Py-googletrans doesn't have a proper built-in translation text length limit

kumaranjeya opened this issue · 5 comments

Input is a subtitles file.

Translating text from "zh-cn" to "en".
Translation: 100% |####################################################################################| Time:  0:00:01
Error: Translation failed.

Already tried with other languages like French, Portuguese and Spanish which all working except Chinese Simplified giving error.

Translation failed message only happened when

if not translated_text or len(translated_text) != len(text_list):

If you don't mind, could you upload a failed subtitles file for me to test it out? It will be faster for me to figure out what is happening. I guess it's another bug.

Already tried with other languages like French, Portuguese and Spanish which all working except Chinese Simplified giving error.

I test it out. It seems the py-googletrans doesn't handle the case that a single translation text is too long. Though my program judge the length, it's still too long for the text containing full-wide char.

To be specific, at the beginning, I want to reduce as many translation requests as possible. So I combine multiple lines of subtitles text to a single big text per translation. Then I find the text length limit of a single request. According to py-googletrans, it has a limit of 15k. To be conservative and according to my common sense about the translate.google.com's 5000 text length limit, I set the size limit to 4000.

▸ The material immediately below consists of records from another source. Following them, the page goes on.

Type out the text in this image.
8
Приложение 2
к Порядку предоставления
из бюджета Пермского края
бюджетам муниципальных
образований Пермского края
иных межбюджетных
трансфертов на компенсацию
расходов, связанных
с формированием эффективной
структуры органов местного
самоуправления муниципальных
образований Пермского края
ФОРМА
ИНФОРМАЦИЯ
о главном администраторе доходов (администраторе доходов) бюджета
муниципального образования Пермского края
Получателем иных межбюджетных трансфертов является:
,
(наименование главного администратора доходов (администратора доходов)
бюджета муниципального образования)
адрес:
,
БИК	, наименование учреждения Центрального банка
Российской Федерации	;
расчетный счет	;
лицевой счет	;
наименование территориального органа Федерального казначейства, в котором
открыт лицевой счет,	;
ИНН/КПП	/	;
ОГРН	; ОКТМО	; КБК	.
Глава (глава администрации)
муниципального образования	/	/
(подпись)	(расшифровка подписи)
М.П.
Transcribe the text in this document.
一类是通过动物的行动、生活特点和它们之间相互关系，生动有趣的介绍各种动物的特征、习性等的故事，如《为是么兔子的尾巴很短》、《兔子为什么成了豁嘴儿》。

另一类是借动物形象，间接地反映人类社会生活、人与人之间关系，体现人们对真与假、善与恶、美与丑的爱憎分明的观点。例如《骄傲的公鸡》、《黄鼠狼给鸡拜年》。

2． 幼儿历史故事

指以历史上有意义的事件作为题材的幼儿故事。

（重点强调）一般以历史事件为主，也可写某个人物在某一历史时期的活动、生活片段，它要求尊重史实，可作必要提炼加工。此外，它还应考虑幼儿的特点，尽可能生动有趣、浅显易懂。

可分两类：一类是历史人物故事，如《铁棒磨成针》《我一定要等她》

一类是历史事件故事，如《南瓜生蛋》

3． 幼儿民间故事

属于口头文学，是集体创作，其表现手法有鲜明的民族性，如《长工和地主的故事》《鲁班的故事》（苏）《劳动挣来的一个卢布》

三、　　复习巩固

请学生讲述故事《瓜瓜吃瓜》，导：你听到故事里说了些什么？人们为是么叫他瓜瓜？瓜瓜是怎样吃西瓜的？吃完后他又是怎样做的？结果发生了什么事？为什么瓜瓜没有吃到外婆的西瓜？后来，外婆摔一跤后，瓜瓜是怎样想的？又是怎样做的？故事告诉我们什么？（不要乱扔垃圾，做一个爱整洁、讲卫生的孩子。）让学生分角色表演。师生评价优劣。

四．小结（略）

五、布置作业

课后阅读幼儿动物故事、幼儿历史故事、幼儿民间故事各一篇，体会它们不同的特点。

But somehow it's still too big for the text containing full-wide char. And seems weirder that after setting it to 2000 for full-wide char, it's still not that enough. So I set it to 1000 and it finally works. Now the program will judge whether a text has a full-wide char. If so, its size will count as four times as its length.

It may result in a slower translation procedure. If you want the translation faster, you can manually control the sleep time between two translation requests by input -slp option.

Commit f0b0ec3 should fix this issue. Thanks for your feedback.